One of the outcomes has been the publishing deal for his memoir, a funny and frank account of a boy and a country getting to grips with homosexuality.

The other is that he’s come to be regarded as unofficial spokesperson on all things gay — a role he accepts with some bemusement, particularly when it comes to the upcoming marriage equality referendum.

“It’s a constant tension with me because marriage was never what I wanted for myself. One of the things I always liked about being gay is that it sort of relieved me of all of those pressures.

“ I didn’t really want to be respectable and normal and there is a part of me that is disappointed young gay people nowadays want to be like everybody else.

“ I will fight to the death for their right to be normal because they should be able to make their own decisions about their own lives but I do sometimes regret that sort of mainstreaming of gay culture. Thankfully you always find pockets of resistance.”

Keeping a foot in both camps is challenging for a drag queen, particularly when it’s clad in a stiletto, and Rory makes the shocking revelation that dressing to kill is damned uncomfortable.

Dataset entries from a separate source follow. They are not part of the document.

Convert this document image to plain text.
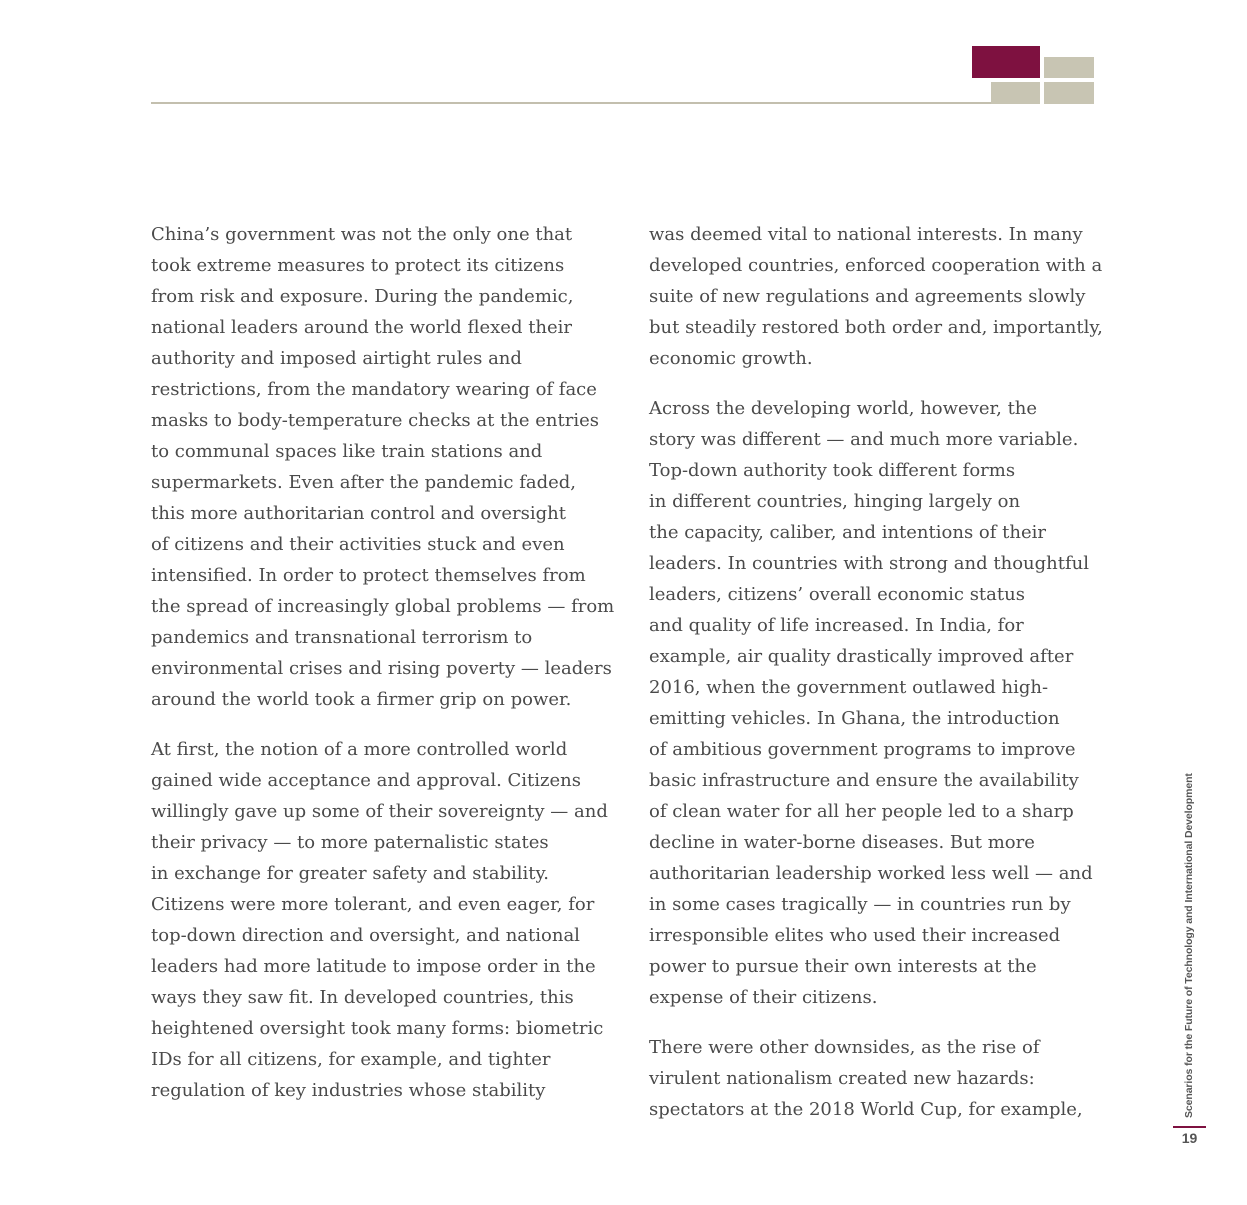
China’s government was not the only one that
took extreme measures to protect its citizens
from risk and exposure. During the pandemic,
national leaders around the world flexed their
authority and imposed airtight rules and
restrictions, from the mandatory wearing of face
masks to body-temperature checks at the entries
to communal spaces like train stations and
supermarkets. Even after the pandemic faded,
this more authoritarian control and oversight
of citizens and their activities stuck and even
intensified. In order to protect themselves from
the spread of increasingly global problems — from
pandemics and transnational terrorism to
environmental crises and rising poverty — leaders
around the world took a firmer grip on power.
At first, the notion of a more controlled world
gained wide acceptance and approval. Citizens
willingly gave up some of their sovereignty — and
their privacy — to more paternalistic states
in exchange for greater safety and stability.
Citizens were more tolerant, and even eager, for
top-down direction and oversight, and national
leaders had more latitude to impose order in the
ways they saw fit. In developed countries, this
heightened oversight took many forms: biometric
IDs for all citizens, for example, and tighter
regulation of key industries whose stability
was deemed vital to national interests. In many
developed countries, enforced cooperation with a
suite of new regulations and agreements slowly
but steadily restored both order and, importantly,
economic growth.
Across the developing world, however, the
story was different — and much more variable.
Top-down authority took different forms
in different countries, hinging largely on
the capacity, caliber, and intentions of their
leaders. In countries with strong and thoughtful
leaders, citizens’ overall economic status
and quality of life increased. In India, for
example, air quality drastically improved after
2016, when the government outlawed high-
emitting vehicles. In Ghana, the introduction
of ambitious government programs to improve
basic infrastructure and ensure the availability
of clean water for all her people led to a sharp
decline in water-borne diseases. But more
authoritarian leadership worked less well — and
in some cases tragically — in countries run by
irresponsible elites who used their increased
power to pursue their own interests at the
expense of their citizens.
There were other downsides, as the rise of
virulent nationalism created new hazards:
spectators at the 2018 World Cup, for example,	Scenarios for the Future of Technology and International Development
19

“You have the padding and the corsetry and the tights and all of that and then you’re wearing this giant big thing on your head. I’m 45 now. When I wake up in the morning after a night on stage, I’m stiff.”

He even admits to dropping the corsetry on Sunday nights at the PantiBar gay bar he manages when he likes to lounge in kaftans and open-toed, though not casual, shoes.

He’s adamant he won’t end up in velour track suits though, and Panti will never bat an eyelid without her wind-generating lashes.

“No thank-you. I have standards. There are some things I’ll never compromise on.”